Jonathan Carroll's White Apples and its follow up, Glass Soup, tells the story of Vincent Ettrich and Isabelle Neukor. White Apples begins with Vincent Ettrich still moving through the routines of his daily life with the growing awareness that he's recently died. Isabelle, his soul mate and lover, brought him back to life, hence his somewhat disoriented wandering of the streets of Vienna. White Apples narrates their reunion and the significance of their unborn child, Anjo, not only to their personal lives, but to the very fabric of existence. In these novels Carroll presents a universe continually expanding in big bangs then contracting back into singularities in repeated cycles, a differently configured universe brought into being with each big bang. Everything that exists has its place in the universe, which for these novels Carroll has conceived of as a grand mosaic; once everything has taken its place in the Mosaic, the universe begins its contraction again.

In the current configuration of the universe the principle of Chaos has taken on a conscious mind and personality and likes it that way, so is attempting to stop the completion of the Mosaic to freeze the expansion of the universe in its current configuration. Vincent and Isabelle's child will be the one who finally defeats Chaos, so Chaos is seeking to destroy both parents and the child. In White Apples Vincent and Isabelle are reunited and thwart Chaos's attempt to destroy or damage their unborn son, while Glass Soup continues the story with Chaos's attempt to permanently separate Vincent and Isabel, ending with Anjo's birth.

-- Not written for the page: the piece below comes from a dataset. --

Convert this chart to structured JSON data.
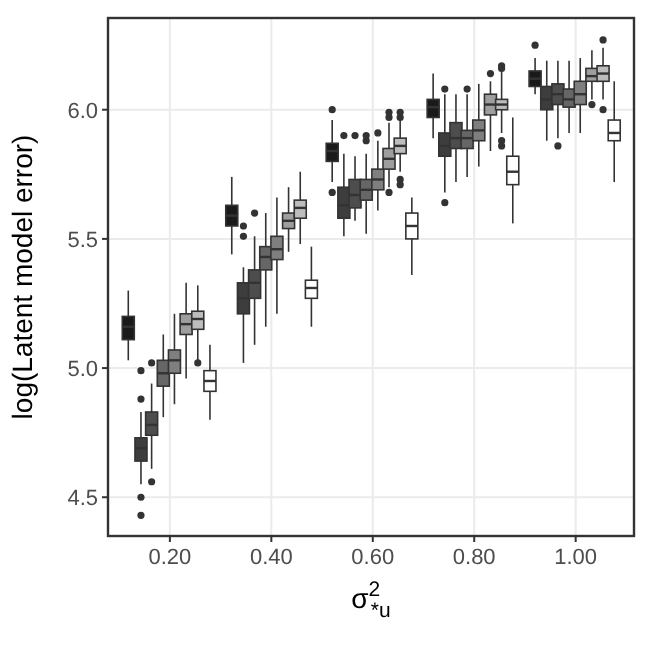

Carroll's bizarre plot places the White Apples trilogy (Carroll plans a sequence of three books to develop this story) well outside any established genre, but his writing is perhaps best understood as a type of magical, or even supernatural, realism. However, in consideration of western mythology and the gnostic/hermetic tradition that developed from it, this story isn't so bizarre after all. Athena sprang from Zeus' head, emanating from Zeus, much like Chaos has sprung from the universe fully conscious. In many gnostic religions the universe has actually been created by divine emanations rather than God, these emanations being embodiments of divine moods or personality traits. In the hermetic tradition the universe is something like God's body and also follows vast cycles of expansion and contraction. This universal/divine cycle of expansion and contraction finds its highest philosophical expression in Hegel's philosophy of history, and its best known materialist/scientific expression in the Big Bang theory.

Carroll, deliberately or not, appropriates these ancient traditions to reveal the contours of the human heart -- not unlike English Romantics such as William Blake and Percy Shelley. These novels tell, first and foremost, a love story between Vincent and Isabelle. The tensions between chaos and control, the willingness to love the current form of the universe while maintaining openness toward its eventual demise, are all analogs of romantic love: what preserves it, what kills it, what makes it grow. Carroll maps our real lives, our emotional lives, onto a fantastic landscape. His books are our hearts writ large. Only the imaginative can comprehend the insights provided by such imaginative work. If you're not used to this type of writing, try it...but with an open mind.